Doctors at a cryogenic research facility are freezing the deceased, so that they may be reunited with their loved ones some day down the line. At least, that is what they are telling their clients. They are indeed freezing the dead, but they are also removing their organs and selling them on the black market. On Halloween night, a storm knocks out the facility’s power, leaving the cryo chambers in a precarious state. In hopes of keeping the pods chilled enough until the power is restored, the overnight security crew transport them outside into the freezing storm conditions. It doesn’t take long, however, for lightning to strike the conductive chambers, bringing the corpses back to life.
There are tons of zombie flicks that came out in the 1980’s, so I am not at all surprised that filmmakers wanted to get in on the action themselves. The problem is not everyone can make a The Return of the Living Dead or Night of the Comet-caliber film. Unfortunately, The Chilling is nowhere near as good as either of those titles or a lot of the other enjoyable entries into the sub-genre of that time period, for that matter.

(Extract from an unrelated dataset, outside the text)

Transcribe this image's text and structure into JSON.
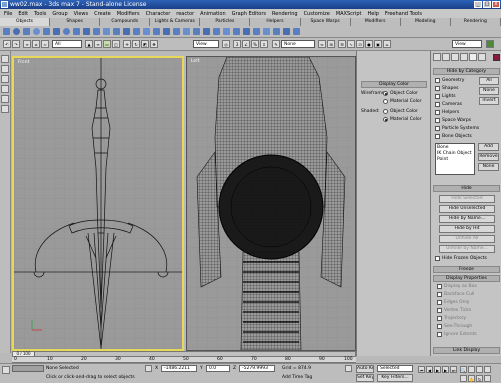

The main draw for horror fans who are interested in The Chilling is arguably the involvement of Linda Blair. The actress stole the show with her performance as Regan in the classic 1973 film, The Exorcist, but sadly her delivery here was nowhere near as memorable. Blair leads a cast full of sub-par performances that really made it difficult to get through this 90 minute story of the undead. The only saving grace for this one was Grizzly Adams himself, Mr. Dan Haggerty. Haggerty was great as the light-hearted, yet rough and tumble Sergeant Vince Marlow. He surpassed everyone else on screen with his natural abilities and pretty much carried this entire film all on his own.

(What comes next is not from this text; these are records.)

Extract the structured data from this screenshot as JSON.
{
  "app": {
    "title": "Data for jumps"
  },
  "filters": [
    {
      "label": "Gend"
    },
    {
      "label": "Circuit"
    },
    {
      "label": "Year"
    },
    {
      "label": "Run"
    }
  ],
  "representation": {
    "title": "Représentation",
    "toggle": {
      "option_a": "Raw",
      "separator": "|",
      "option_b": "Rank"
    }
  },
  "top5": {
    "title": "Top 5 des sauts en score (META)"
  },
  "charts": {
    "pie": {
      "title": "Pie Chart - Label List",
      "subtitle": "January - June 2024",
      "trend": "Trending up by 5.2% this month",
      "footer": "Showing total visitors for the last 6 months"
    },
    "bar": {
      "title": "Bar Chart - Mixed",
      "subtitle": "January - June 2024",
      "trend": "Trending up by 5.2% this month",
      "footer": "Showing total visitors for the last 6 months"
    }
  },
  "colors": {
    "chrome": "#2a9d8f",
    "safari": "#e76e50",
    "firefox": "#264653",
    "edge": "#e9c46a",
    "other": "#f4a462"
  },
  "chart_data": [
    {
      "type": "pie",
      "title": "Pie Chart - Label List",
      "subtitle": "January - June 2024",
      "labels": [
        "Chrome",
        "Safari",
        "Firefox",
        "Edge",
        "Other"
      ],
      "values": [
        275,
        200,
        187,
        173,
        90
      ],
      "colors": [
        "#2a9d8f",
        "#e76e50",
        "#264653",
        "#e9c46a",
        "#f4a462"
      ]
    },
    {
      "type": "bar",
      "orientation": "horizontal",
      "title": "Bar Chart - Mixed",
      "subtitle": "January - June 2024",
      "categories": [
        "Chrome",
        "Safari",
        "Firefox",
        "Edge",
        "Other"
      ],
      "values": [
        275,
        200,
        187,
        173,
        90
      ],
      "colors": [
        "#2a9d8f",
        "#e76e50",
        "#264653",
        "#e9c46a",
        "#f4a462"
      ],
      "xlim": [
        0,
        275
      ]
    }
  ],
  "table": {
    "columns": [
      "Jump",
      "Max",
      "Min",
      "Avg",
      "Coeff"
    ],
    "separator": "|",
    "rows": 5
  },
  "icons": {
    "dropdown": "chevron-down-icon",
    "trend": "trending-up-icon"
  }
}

Dreadful acting aside, I do have some positive things to say about this one. In a sub-genre that was over-saturated even at that time, writer and co-director, Jack Sunseri, was still able to bring a pretty original story to life. I respect the fact that there were a plethora of differences between this film and others like it, which helps earn this one a few points, in my book. On top of that, the frozen undead seen throughout The Chilling actually look very different from most other zombies of that era, introducing a new breed of walking corpses, aptly dubbed ‘crypnoids.’
The Chilling is not in the running for best zombie film of the 80’s, but I do think that it is worth at least one watch. Gather some buddies and be sure to forewarn them that they are in for some low-grade zombie action. Then enjoy the show!
I give this one 2 frozen historical figures out of 5.